Other winners advancing include: No. 5 seed Stefanos Tsitsipas, No. 8 seed Casper Ruud, No. 10 seed Jannik Sinner, Jenson BrooksbyBenjamin Bonzi and wild card Nick Kyrgios.


• No. 4 seed Anett Kontaveit of Estonia advanced to the third round with a solid 6-4, 6-1 win over No. 77 Kristina Kucova of Slovakia. Next, she will oppose No. 30 seed Marketa Vondrousova of the Czech Republic, who beat No. 88 Magdalena Frech of Poland, 6-1, 6-3.

• No. 6 seed Maria Sakkari of Greece set up a third-round match against No. 27 seed Petra Kvitova of the Czech Republic. Sakkari beat another Czech, No. 55 Katerina Siniakova, 6-3, 7-5, and Kvitova pulled out a 6-7 (4), 6-4, 6-4 victory against No. 59 Aliaksandra Sasnovich of Belarus.

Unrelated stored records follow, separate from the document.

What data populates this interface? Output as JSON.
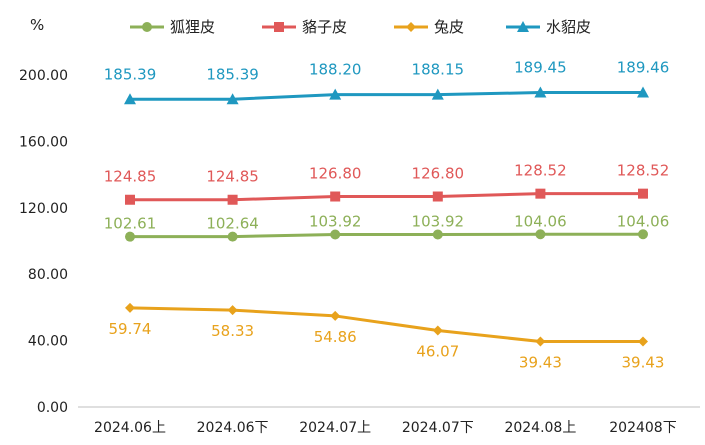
{
  "chart_data": {
    "type": "line",
    "ylabel": "%",
    "ylim": [
      0,
      200
    ],
    "yticks": [
      "0.00",
      "40.00",
      "80.00",
      "120.00",
      "160.00",
      "200.00"
    ],
    "categories": [
      "2024.06上",
      "2024.06下",
      "2024.07上",
      "2024.07下",
      "2024.08上",
      "202408下"
    ],
    "legend_position": "top",
    "grid": false,
    "series": [
      {
        "name": "狐狸皮",
        "color": "#8db058",
        "marker": "circle",
        "values": [
          102.61,
          102.64,
          103.92,
          103.92,
          104.06,
          104.06
        ],
        "labels": [
          "102.61",
          "102.64",
          "103.92",
          "103.92",
          "104.06",
          "104.06"
        ]
      },
      {
        "name": "貉子皮",
        "color": "#e05858",
        "marker": "square",
        "values": [
          124.85,
          124.85,
          126.8,
          126.8,
          128.52,
          128.52
        ],
        "labels": [
          "124.85",
          "124.85",
          "126.80",
          "126.80",
          "128.52",
          "128.52"
        ]
      },
      {
        "name": "兔皮",
        "color": "#e8a21c",
        "marker": "diamond",
        "values": [
          59.74,
          58.33,
          54.86,
          46.07,
          39.43,
          39.43
        ],
        "labels": [
          "59.74",
          "58.33",
          "54.86",
          "46.07",
          "39.43",
          "39.43"
        ]
      },
      {
        "name": "水貂皮",
        "color": "#1f98c0",
        "marker": "triangle",
        "values": [
          185.39,
          185.39,
          188.2,
          188.15,
          189.45,
          189.46
        ],
        "labels": [
          "185.39",
          "185.39",
          "188.20",
          "188.15",
          "189.45",
          "189.46"
        ]
      }
    ]
  }
}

• No. 20 seed Elise Mertens of Belgium easily beat the last remaining Ukrainian, No. 54 Marta Kostyuk, 6-2, 6-1. Next, she will meet 410th-ranked Australian qualifier Daria Saville, who pulled off a 7-5, 6-7 (0), 6-4 victory over No. 9 seed Ons Jabeur of Tunisia.

• Other winners advancing include: No. 13 seed Victoria Azarenka, No. 17 seed Elena Rybakina, No. 18 seed Leylah Fernandez, No. 21 seed Veronika KudermetovaShelby Rogers and qualifier Marie Bouzkova.

Saturday’s BNP Paribas Open results

Sunday’s BNP Paribas Open order of play

By the numbers

Chinese qualifier Shang Juncheng checked a lot of boxes at this year’s BNP Paribas Open. Although the 17-year-old Chang lost his first-round match Friday to fellow qualifier Jaume Munar of Spain, 6-3, 6-4 in an hour and 41 minutes on Stadium 7, Shang became:

• First Chinese man to play main draw of BNP Paribas Open.

• Youngest men’s player in the main draw at Indian Wells since Donald Young, 16, in 2006.

• Youngest men’s qualifier at Indian Wells since the start of the ATP Tour in 1990.

• Youngest qualifier at an ATP Masters 1000 event since Rafael Nadal, 16, at Hamburg in 2003.

“Quotable …”

“I have always been able to find a way to adapt my game when I have needed to become better. Some days, I have played aggressively, some days I have played a little more defensively and more tactically.

“My serve has been working well, which is important at this stage in my career. Then, I think I have been brave enough to play with the right determination when needed. I am just working hard to continue to improve, but I am happy with the level of tennis and intensity I am showing on court.”

Rafael Nadal of Spain, who is enjoying a career-best start and has won his past 20 consecutive sets dating back to the Australian Open.